Все винное поставлял аккуратно я. Когда размеры нашего поединка увеличились, я стал продавать разную дрянь из своего обихода, употребляя деньги на спаиванье Буслова. Я даже продал свою флейту, единственную утешительницу пяти моих ссыльных лет, сделавших из меня то, что я есть теперь. Вдвоем с милым сердцу моему Редкозубовым выигрывали мы из себя томление холостых одиночеств. О, как длинны унтиловские вечера! В своем размахе я не пощадил и флейты. Я приходил к Буслову и днем и ночью, присаживался к шашечной доске и, вынимая из карманов приношения мои, почти умоляюще глядел в воловьи, так они были велики, расстригины глаза. Я его почти любил тогда, почти жалел. А он пил крупно, дико, величественно, кидая изредка презрительные слова приказаний или вопросов или ленивое свое: "Врешь". Мы думали об одном и том же, но ни разу мы не проговорились о ней. Я даже взглядом не касался более бусловского пианино, но он и за это ненавидел меня. Один раз, после трех нарочных проигрышей моих, он предложил мне играть со ставкой. Он сказал:

- Если выиграешь - можешь! - и кивнул с усмешкой на пианино.

- А если проиграю? - спросил я, бледнея от прихлынувшей вдруг силы.

- Тогда я тебя... - Он не договорил, а только как-то очень выразительно выпятил нижнюю, всегда влажную губу и залпом допил стакан.

Мы играли, и я выиграл. Но я простил ему его проигрыш, хотя это и стоило мне значительных усилий. Все же, уходя в ту ночь, я потрепал его по огромной его руке, лежавшей на столе, и сказал мягко:

- Так-то, Виктор Григорьич. Ембаргирьгирьгам!

- Чево-о? - поднял он опухшие глаза.

- Ничего, пустяки... - испугался не на шутку я.

Во мне происходило тогда вращение медали. Унтиловск выпирал из меня. Мой маленький Унтиловск и Унтиловск большой бороли Виктора Буслова. Но он был сильный, он долго барахтался и сильно колотил раскинутыми руками по мутным водам унтиловского бытия. А мои наблюдения говорили мне, что унтиловская вода уже входит в него и замедляет его силу.
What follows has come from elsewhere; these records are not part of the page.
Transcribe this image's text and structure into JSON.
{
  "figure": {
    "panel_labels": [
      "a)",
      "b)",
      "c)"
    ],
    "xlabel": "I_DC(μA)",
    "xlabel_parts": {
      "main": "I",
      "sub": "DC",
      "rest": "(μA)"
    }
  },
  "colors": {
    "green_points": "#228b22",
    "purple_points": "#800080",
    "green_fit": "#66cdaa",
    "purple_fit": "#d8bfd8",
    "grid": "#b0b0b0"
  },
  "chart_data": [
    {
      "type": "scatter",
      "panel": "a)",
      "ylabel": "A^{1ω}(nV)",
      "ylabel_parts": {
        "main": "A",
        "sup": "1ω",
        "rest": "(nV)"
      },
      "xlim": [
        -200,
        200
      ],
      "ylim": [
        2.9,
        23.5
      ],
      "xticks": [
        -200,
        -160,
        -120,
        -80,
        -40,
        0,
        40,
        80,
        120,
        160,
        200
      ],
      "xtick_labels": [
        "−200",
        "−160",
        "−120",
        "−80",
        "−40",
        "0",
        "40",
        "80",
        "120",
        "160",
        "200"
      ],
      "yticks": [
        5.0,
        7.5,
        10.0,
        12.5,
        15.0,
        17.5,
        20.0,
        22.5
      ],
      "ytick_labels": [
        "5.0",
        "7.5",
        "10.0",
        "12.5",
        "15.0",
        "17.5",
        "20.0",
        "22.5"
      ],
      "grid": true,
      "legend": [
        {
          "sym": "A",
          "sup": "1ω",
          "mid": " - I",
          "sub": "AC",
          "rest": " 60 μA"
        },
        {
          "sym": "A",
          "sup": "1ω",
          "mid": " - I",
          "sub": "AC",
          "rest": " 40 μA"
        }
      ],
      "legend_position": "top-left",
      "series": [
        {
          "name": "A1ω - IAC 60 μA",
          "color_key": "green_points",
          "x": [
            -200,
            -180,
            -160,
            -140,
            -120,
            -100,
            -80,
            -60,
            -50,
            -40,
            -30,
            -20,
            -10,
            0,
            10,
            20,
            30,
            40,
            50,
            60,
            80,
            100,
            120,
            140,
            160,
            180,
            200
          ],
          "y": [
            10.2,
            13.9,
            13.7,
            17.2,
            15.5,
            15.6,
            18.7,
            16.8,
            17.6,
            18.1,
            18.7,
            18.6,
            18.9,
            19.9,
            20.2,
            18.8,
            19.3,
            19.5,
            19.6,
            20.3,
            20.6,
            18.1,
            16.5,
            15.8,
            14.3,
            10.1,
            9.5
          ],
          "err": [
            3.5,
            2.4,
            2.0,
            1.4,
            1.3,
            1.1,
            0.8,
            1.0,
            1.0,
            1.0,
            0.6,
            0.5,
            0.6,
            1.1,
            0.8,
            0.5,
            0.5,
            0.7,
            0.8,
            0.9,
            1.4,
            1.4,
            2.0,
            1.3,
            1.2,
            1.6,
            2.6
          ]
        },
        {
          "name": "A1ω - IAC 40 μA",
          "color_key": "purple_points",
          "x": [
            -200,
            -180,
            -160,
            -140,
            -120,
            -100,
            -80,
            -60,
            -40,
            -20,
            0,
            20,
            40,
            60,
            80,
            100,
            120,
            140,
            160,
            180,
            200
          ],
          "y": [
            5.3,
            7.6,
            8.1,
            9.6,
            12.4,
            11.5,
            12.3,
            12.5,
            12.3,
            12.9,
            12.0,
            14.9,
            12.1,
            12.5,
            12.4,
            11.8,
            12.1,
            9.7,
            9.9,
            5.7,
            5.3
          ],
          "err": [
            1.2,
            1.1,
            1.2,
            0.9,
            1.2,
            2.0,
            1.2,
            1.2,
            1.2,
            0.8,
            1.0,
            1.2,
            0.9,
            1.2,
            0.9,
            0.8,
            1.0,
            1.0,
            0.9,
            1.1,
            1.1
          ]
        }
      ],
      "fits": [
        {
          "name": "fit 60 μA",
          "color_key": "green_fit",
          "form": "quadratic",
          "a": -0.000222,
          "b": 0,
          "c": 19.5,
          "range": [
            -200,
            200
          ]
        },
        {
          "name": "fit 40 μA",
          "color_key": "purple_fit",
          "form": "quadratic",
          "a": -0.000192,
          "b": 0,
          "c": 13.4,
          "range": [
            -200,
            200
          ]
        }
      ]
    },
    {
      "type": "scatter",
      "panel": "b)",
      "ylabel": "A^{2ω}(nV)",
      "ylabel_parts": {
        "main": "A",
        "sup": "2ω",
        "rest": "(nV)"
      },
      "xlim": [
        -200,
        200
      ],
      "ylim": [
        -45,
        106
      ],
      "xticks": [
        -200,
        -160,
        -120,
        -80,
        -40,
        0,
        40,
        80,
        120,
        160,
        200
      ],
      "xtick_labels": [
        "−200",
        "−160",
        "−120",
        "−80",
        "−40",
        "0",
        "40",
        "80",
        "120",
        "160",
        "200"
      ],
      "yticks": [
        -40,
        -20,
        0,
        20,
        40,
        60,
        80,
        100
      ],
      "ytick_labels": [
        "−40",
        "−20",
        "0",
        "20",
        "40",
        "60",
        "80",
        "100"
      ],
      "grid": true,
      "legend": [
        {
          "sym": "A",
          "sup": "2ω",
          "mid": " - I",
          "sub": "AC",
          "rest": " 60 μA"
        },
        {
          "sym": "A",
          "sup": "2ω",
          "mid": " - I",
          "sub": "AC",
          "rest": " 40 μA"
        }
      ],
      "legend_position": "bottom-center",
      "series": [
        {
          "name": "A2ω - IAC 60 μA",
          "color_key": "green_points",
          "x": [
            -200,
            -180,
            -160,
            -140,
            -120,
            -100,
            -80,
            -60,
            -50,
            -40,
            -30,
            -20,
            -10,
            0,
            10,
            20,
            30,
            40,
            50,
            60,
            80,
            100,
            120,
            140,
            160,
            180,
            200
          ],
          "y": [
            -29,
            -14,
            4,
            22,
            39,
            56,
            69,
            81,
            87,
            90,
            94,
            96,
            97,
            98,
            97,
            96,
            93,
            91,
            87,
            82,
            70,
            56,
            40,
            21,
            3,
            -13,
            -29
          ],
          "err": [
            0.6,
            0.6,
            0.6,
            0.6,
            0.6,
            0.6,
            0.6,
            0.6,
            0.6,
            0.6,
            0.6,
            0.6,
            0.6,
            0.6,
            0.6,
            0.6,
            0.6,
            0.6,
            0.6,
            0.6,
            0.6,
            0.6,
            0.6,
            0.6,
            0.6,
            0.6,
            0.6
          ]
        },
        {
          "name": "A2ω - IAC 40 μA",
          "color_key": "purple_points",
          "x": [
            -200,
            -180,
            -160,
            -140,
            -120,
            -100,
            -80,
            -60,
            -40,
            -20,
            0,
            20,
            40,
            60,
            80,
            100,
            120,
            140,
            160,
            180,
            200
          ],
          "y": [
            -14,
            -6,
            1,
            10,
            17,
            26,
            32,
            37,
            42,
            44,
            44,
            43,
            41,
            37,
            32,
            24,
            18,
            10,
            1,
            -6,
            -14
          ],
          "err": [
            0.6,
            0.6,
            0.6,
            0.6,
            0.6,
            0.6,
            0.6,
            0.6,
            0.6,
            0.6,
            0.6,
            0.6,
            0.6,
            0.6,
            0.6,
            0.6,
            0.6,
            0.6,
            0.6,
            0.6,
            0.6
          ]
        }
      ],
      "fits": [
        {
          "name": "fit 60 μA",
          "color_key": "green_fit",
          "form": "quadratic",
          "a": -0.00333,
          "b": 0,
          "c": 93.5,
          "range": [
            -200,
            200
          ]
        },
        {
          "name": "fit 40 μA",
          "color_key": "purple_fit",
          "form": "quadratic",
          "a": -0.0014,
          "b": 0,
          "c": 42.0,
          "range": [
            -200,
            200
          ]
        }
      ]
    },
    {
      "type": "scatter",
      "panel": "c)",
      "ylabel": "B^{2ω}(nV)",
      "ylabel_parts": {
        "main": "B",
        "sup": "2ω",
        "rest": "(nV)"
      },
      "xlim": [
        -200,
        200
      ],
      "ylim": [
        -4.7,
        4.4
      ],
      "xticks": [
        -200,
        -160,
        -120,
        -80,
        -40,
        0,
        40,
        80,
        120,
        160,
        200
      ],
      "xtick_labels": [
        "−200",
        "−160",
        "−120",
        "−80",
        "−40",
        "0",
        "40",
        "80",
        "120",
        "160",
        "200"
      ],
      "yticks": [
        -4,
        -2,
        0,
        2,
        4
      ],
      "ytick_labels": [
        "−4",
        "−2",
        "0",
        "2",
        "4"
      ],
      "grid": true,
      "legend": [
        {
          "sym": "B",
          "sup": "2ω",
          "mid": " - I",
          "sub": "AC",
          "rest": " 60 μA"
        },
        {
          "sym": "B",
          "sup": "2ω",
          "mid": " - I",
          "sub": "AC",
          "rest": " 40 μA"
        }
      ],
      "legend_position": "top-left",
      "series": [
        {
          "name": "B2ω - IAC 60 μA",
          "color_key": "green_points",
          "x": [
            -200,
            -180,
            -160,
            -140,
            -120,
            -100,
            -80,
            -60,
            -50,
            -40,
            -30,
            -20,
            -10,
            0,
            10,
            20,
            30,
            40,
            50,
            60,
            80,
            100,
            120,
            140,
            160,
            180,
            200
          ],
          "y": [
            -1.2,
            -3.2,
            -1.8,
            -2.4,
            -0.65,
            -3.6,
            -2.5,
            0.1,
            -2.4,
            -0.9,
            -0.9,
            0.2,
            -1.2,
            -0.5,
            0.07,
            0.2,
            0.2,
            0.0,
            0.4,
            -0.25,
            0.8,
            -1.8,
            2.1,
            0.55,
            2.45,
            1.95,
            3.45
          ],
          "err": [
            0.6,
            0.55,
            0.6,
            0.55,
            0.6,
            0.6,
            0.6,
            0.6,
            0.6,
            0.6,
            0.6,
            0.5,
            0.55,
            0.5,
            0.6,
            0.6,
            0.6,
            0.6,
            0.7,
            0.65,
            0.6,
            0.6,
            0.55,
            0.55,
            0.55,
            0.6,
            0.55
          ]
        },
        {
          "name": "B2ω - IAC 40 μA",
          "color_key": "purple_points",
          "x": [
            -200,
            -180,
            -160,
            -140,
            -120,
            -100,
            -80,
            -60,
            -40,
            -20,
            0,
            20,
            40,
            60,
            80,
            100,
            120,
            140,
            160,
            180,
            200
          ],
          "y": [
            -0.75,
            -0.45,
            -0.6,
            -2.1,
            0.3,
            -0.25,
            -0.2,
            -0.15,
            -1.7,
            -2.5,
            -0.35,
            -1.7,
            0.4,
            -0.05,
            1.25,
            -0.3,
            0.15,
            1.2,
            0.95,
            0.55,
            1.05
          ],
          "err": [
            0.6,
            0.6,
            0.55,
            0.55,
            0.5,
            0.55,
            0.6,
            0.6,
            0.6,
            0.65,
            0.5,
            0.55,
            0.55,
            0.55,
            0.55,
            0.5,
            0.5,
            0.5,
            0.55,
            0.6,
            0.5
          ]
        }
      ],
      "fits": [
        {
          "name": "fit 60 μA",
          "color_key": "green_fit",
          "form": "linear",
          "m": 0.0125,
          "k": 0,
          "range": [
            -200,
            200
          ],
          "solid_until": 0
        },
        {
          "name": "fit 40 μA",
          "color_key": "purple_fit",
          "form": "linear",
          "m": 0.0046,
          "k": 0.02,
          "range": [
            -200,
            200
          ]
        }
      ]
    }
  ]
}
Он стал спокойнее, стал даже интересоваться мной, расспрашивал о причинах моего ухода с химического факультета, о причинах высылки и о разном, имевшем хоть какое-нибудь касание к моей особе. И он уже не ходил колоть дрова, а, например, спал. Целых две зимы шел на унтиловское дно Виктор Буслов, и все то время я цепко держался за его ноги, помогая тонуть без лишних мучений. Я говорю об этом совсем открыто, но кто оценит меня?

Камуфлет судьбы и некоторые политико-экономические причины столкнули Буслова с Радофиникиным и Редкозубовым. Мы пришлись по вкусу друг другу, и с тех пор на бусловском столе лежали две шашечные доски и четыре стакана ждали четырех хозяев. Считая работу свою оконченной, я тихонько отошел в тень и не мешал даже Буслову сделаться условным, так сказать, председателем содружества нашего. Он пил по-прежнему, но уже без ревности о Господе и сбежавшей жене, а так же привычно и рассудительно, как и Радофиникин, например. Даже выработалась мера нашему пьянству: пили квадратными аршинами - бутыли, которые предстояло осушить, должны были занимать определенное количество квадратных аршин. Иногда ради развлечения устраивали мы и сибирскую окрошку: крошили в темную унтиловку, налитую прямо в плошку, хлеб, лук, а иногда и лимон, если бывал под рукою, и хлебали полученный результат солдатскими ложками. Обычаи эти, как и всякие традиции, необыкновенно способствовали укреплению нашей дружбы.

Лишь на четвертый год единения нашего проговорился Виктор Григорьич нечаянным словом, показывавшим, что еще не совсем разъело вино весь давнишний бунт бусловской души. И случилось это за шашками же.

- Эй, Сухоткин! - позвал он меня, делая очередной ход.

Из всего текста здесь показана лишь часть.